Durante mucho tiempo alguien me atacaba por dentro. Alguien dentro de mí estaba en contra de todo lo que tuviera sentido. Nunca entendí quién era ni qué pretendía. Era imposible entenderlo. Yo sólo cumplía sus dulces e impulsivas órdenes sin siquiera cuestionarlas; no había espacio para eso, sin duda, estaba luchando contra alguien más fuerte.
Un día todo se derrumbó... Sólo ahí todo se entendió. Era la Razón que apareció entre los escombros. Y sólo la Razón pudo comprender qué era lo que había sucedido; pudo entender que los ataques que recibía venían de alguien que ahora había perdido el mando junto con una batalla que era, razonablemente, imposible de ganar.
Todo cambió. El antiguo mando estaba derrotado; ya no habrían más problemas. Era otra ahora quién tenía el mando; la estructurada Razón. Ella tomaba decisiones muy correctas, ponía límites donde correspondía ponerlos, y, por supuesto también, dejaba afuera a quien no tuviera espacio en asuntos racionales y a cualquiera que llegara a desatar un caos como el anterior.
Una nueva batalla fría comenzaba a desarrollarse. la Razón quiso vengarse encerrando al extraño enemigo, quién sufría encerrado y sin derecho a nada. Había decidido tomar el mando en soledad para poner todo en orden.
Todo marchó bien un tiempo, pero era inevitable que la Razón no recordara de vez en cuando los momentos en que todo estuvo mal y que en ellos existía alguien más ahí a quién antes no había visto y que aún no conocía realmente.

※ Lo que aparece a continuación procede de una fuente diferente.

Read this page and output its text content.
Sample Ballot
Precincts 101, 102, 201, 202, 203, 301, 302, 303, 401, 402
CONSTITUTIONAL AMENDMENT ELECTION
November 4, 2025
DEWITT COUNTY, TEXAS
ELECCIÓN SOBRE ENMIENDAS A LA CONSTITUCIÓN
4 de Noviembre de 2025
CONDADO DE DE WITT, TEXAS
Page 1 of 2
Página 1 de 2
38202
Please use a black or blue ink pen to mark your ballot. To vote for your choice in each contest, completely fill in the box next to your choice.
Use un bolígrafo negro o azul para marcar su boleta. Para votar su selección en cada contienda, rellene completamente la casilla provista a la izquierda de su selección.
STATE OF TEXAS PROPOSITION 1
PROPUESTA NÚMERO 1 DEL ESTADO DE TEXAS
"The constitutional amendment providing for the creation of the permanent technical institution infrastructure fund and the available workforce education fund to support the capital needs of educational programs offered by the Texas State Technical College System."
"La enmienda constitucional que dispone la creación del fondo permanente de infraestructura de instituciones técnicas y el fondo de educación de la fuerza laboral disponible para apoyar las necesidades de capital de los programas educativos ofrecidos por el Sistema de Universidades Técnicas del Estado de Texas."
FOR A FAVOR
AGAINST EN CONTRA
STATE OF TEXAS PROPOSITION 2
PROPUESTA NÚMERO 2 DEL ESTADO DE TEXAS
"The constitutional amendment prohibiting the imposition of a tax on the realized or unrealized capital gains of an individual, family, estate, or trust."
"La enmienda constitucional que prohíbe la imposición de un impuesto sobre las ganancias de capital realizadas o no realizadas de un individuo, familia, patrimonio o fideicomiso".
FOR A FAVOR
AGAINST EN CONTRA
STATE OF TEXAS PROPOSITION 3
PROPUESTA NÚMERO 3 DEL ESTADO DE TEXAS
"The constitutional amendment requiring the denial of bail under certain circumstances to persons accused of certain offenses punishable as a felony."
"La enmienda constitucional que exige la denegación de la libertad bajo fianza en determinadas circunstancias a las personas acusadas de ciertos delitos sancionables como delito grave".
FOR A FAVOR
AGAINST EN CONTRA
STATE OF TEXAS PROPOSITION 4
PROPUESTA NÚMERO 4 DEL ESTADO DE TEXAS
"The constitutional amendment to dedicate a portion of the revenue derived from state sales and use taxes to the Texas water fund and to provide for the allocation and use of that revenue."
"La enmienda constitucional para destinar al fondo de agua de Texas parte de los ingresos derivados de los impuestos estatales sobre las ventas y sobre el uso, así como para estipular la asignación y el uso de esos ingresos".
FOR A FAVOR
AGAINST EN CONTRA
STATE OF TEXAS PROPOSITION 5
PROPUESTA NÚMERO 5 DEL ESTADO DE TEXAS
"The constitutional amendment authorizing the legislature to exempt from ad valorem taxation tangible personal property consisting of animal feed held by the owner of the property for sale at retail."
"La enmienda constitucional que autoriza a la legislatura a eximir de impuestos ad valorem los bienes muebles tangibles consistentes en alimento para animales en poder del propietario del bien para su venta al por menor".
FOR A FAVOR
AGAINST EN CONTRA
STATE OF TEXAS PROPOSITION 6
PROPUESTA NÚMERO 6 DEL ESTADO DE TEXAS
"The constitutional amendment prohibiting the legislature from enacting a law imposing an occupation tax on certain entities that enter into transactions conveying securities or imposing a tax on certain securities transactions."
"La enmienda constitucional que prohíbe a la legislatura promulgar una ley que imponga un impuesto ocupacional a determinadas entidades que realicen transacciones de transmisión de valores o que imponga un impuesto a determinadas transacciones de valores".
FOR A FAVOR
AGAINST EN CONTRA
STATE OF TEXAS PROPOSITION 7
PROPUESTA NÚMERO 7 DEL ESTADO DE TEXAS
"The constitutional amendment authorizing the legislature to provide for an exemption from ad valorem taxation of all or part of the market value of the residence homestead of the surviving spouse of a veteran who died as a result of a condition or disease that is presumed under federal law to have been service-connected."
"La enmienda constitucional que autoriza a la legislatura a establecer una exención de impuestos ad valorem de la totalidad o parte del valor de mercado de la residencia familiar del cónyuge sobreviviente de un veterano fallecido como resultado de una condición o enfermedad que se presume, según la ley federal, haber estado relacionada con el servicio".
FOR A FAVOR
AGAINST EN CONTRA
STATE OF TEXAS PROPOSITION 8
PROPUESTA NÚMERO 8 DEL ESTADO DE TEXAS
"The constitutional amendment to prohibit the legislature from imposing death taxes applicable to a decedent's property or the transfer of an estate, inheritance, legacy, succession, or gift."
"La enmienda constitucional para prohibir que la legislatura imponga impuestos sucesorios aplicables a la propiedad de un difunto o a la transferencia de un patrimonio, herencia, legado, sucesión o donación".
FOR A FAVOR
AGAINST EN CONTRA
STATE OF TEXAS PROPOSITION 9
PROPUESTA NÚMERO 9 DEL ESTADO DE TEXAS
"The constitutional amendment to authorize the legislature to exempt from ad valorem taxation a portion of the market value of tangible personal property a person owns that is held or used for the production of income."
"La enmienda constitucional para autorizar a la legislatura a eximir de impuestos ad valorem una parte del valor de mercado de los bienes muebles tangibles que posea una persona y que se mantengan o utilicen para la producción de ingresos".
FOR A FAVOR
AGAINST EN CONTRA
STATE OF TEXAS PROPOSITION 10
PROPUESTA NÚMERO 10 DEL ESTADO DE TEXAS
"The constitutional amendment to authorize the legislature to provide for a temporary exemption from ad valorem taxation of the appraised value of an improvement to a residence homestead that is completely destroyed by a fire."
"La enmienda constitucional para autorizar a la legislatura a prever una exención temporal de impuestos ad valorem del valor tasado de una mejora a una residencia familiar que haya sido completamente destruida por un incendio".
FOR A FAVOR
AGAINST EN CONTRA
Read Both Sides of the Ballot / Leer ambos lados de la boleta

Un extraño sentimiento la invadía; tan extraño como su enemigo. Era algo que no tenía ningún sentido, cómo solía ser todo en comienzo; tan irracional como su enemigo. Intentando encontrar la razón de todo esto, comenzó a visitar a su enemigo. Algo que no tenía sentido le quitaba su soledad y le hacía sentir... La Razón había conocido al Corazón.
La Razón, con el tiempo, entendió cómo actuaba el Corazón y, una vez más , ya nada era como antes. Habiendo conocido a alguien a quién antes ignoraba aunque siempre había estado ahí; antes generando caos y ahora encerrado, la Razón dijo: "El Corazón es un disparate que necesita de alguien como yo que lo controle y yo necesito al Corazón para sentir".
El Corazón y la Razón ahora se conocen. Era sólo la Razón quién podía entender que alguien más había allí. El Corazón por supuesto nunca habló, sólo sintió. La Razón entendió que ya no había forma de ignorar a alguien a quién pudo ver, el Corazón sólo sintió. La Razón sabe que ambos han perdido libertad pero que han ganado algo más trascendental, el Corazón sólo siente.
Ahora puedo sentir y razonar. Ha nacido el verdadero CoRazón.